SPECIFICITY AND FUNCTIONS OF MOLECULES ASSOCIATED WITH MELANOMA BRAIN METASTASIS

Sivan Izraely-Bino ¹ Orit Sagi-Assif ¹ Anat Klein ¹ Tsipi Meshel ¹ Shlomit Ben-Menachem ¹ Galia Tsarfaty ² Marcelo Ehrlich ¹ Assaf Zaritsky ³ Victor G. Prieto ⁴ Menashe Bar-Eli ⁵ Walter Berger ⁶ Dave S.B. Hoon ⁷ Isaac P. Witz ¹

¹Department of Cell Research and Immunology, George S. Wise Faculty of Life Sciences, Tel Aviv University, Tel Aviv
²Diagnostic & Imaging Department, Sheba Medical Center, Tel Hashomer, Tel Hashomer
³Blavatnik School of Computer Science, Tel Aviv University, Tel Aviv
⁴Department of Pathology, The University of Texas M.D. Anderson Cancer Center, Houston, TX
⁵Department of Cancer Biology, The University of Texas MD Anderson Cancer Center, Houston, TX
⁶Department of Medicine I, Institute of Cancer Research, Medical University Vienna, Vienna
⁷Department of Molecular Oncology, John Wayne Cancer Institute, Saint John’s Health Center, Santa Monica, CA

Brain metastases occur frequently in melanoma patients with advanced stage disease whereby the prognosis is dismal. The underlying mechanisms of development of melanoma brain metastasis are not well understood. We generated a reproducible melanoma brain metastasis model, consisting of brain-metastasizing variants and local, sub-dermal variants that originate from the same melanomas thus sharing a common genetic background. The brain metastasizing variants were obtained by intra-cardiac inoculation. We developed brain metastasis variants when inoculated sub-dermally yielded spontaneous brain dormant micrometastasis. Cells from the spontaneous brain micrometastasis when removed from the brain microenvironment grew very well in vitro and generated tumors when orthotopic injection in the skin was performed. CGH array demonstrated that brain micro-metastatic melanoma cells have a different gene expression profile than fully fledged brain metastases. Further

analysis of brain metastasis compared to cutaneous variants was assessed by expression arrays. The brain metastasis and micrometastasis cells expressed higher levels of ANGPTL4, COX-2, MMP1, MMP2 and PRAME and lower levels of CLDN1, CYR61 and IL-6R than the cutaneous variants.

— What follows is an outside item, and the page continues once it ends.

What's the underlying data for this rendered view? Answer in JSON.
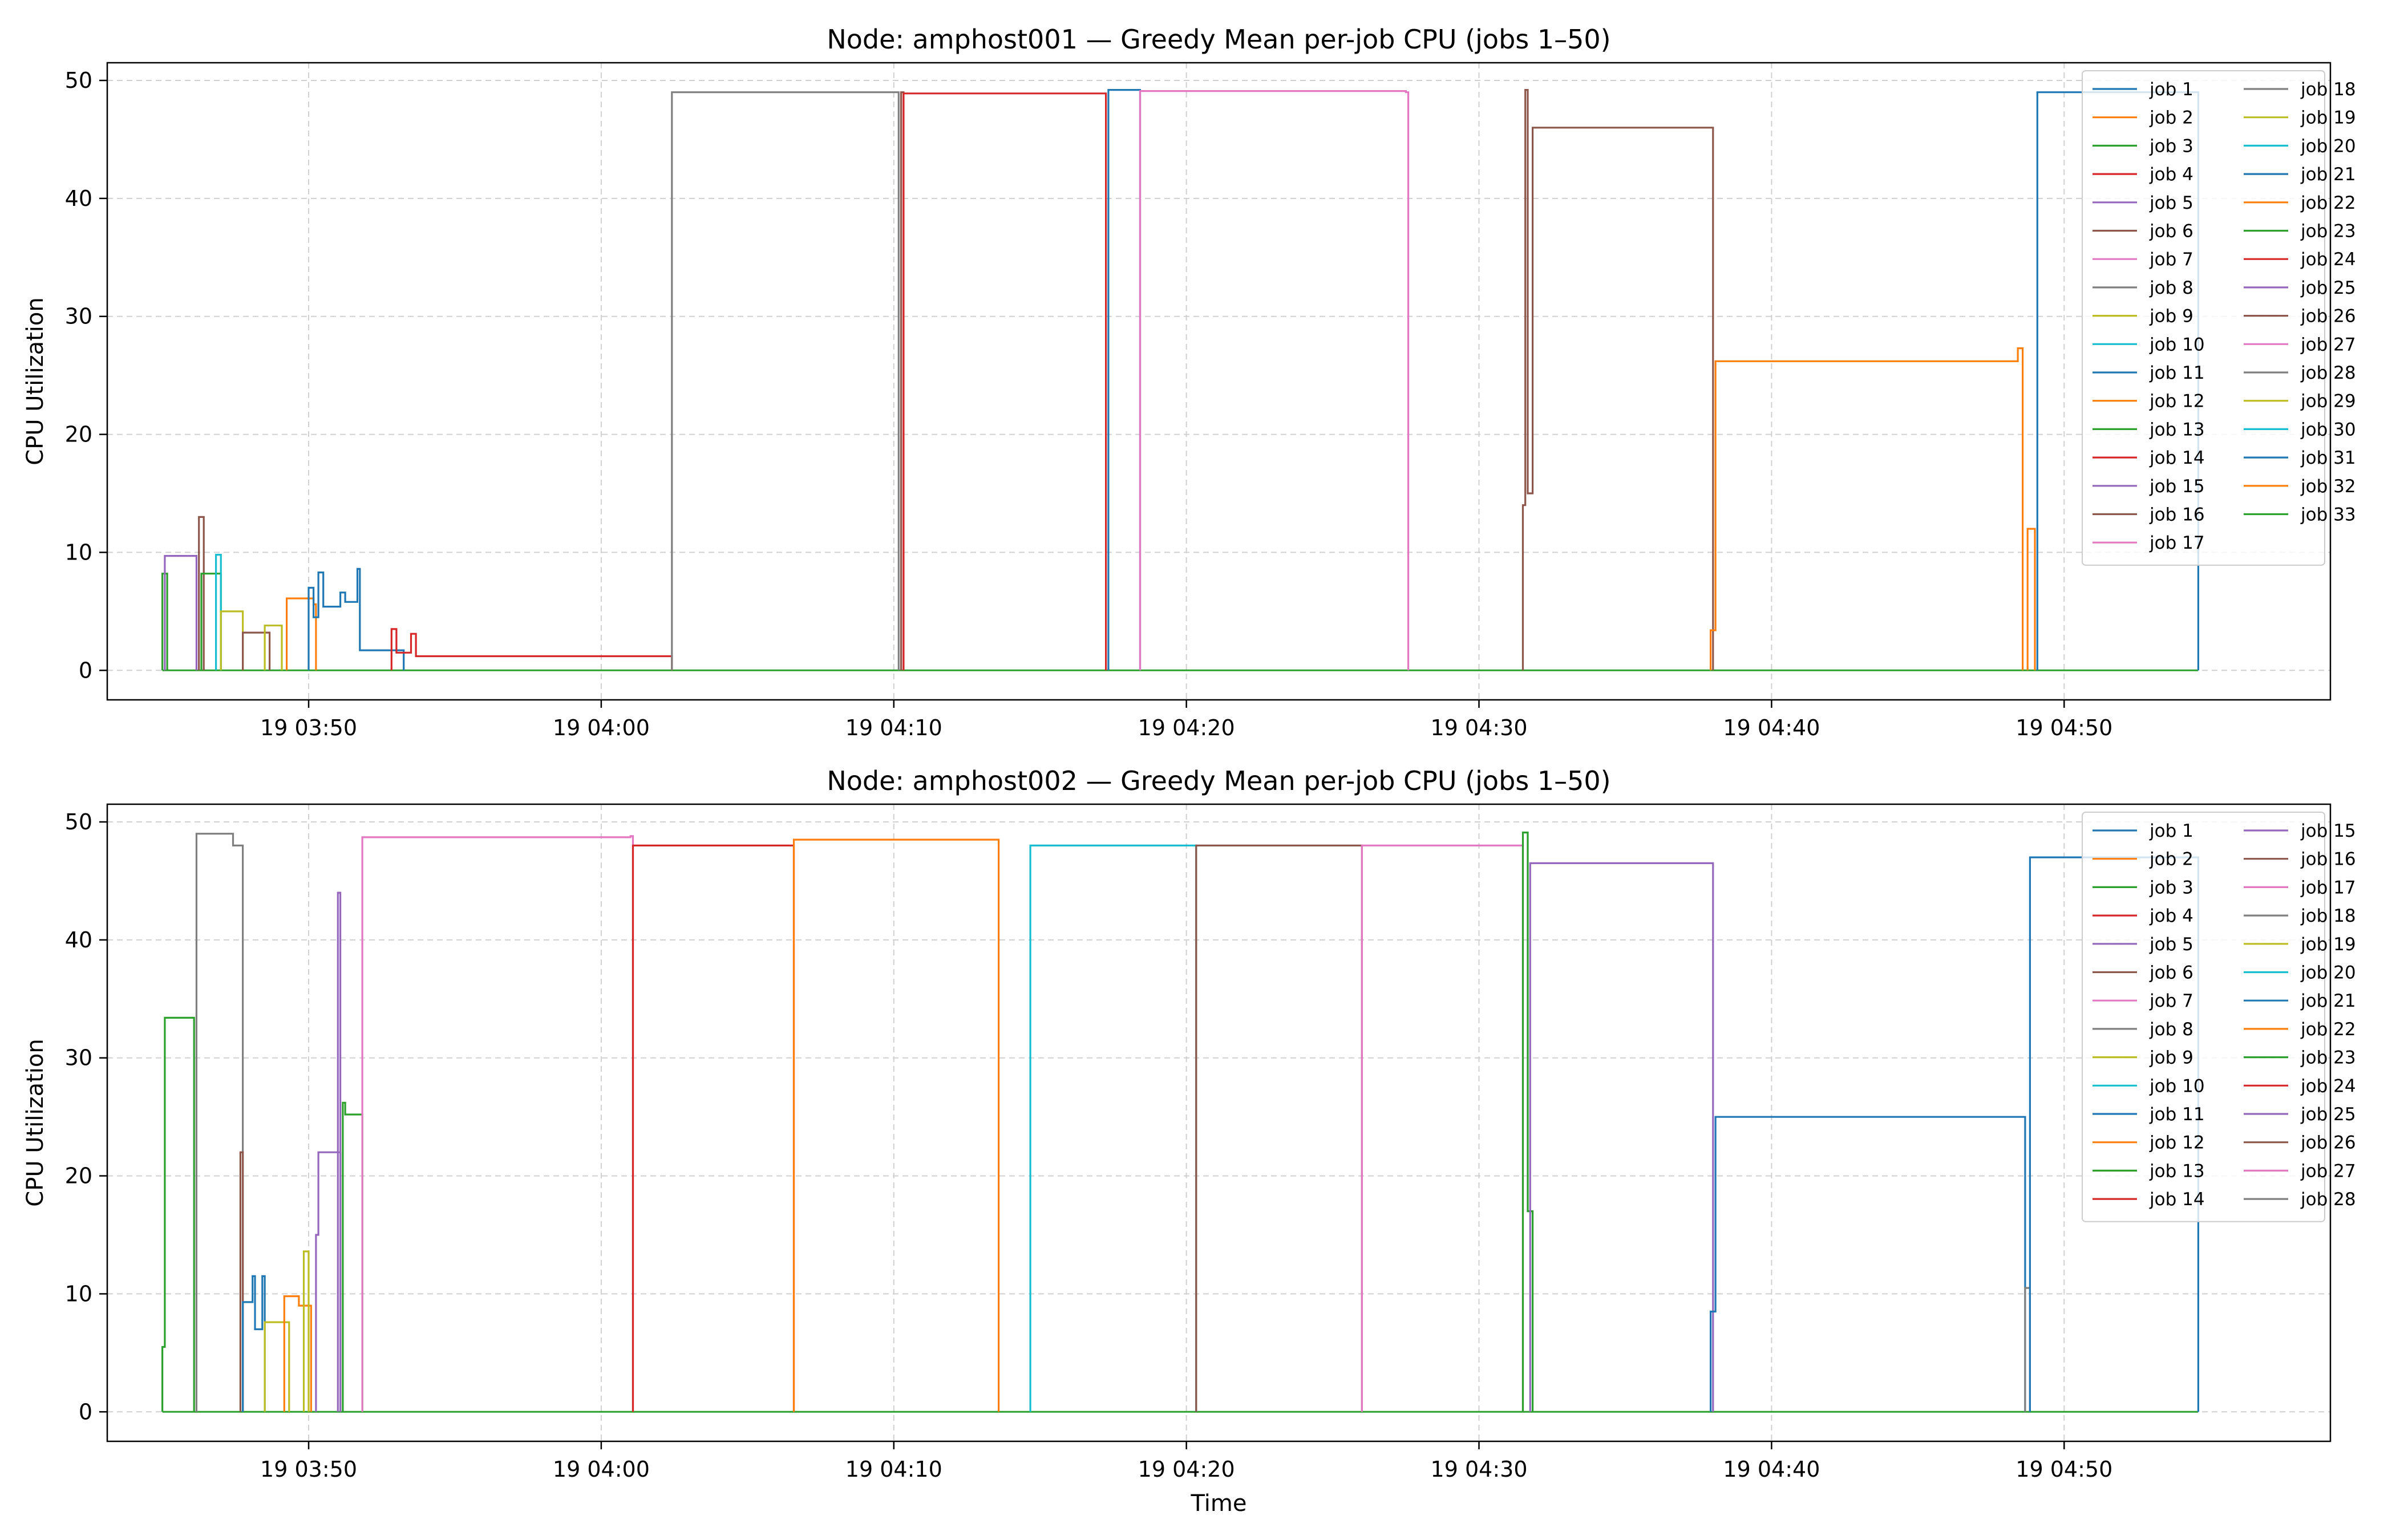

To examine whether the low expression levels of CLDN1 in brain metastasizing melanoma cells contribute to melanoma brain metastasis, we created, using CLDN1-cDNA infection, metastatic melanoma variants over-expressing CLDN1. Using these genetically manipulated melanoma cells, we have shown that increasing CLDN1 expression in brain metastatic melanoma cells attenuated the malignancy phenotype and metastatic potential of melanoma cells.

The reproducible models of human melanoma metastasizing experimentally and spontaneously to the brain can therefore serve as an unlimited source of transcriptomic and proteomic material. Such models can facilitate future studies on melanoma metastasis and the identification of novel biomarkers and targets for therapy.

This study was supported by the Dr. Miriam and Sheldon G. Adelson Medical Research Foundation(Needham,MA,USA).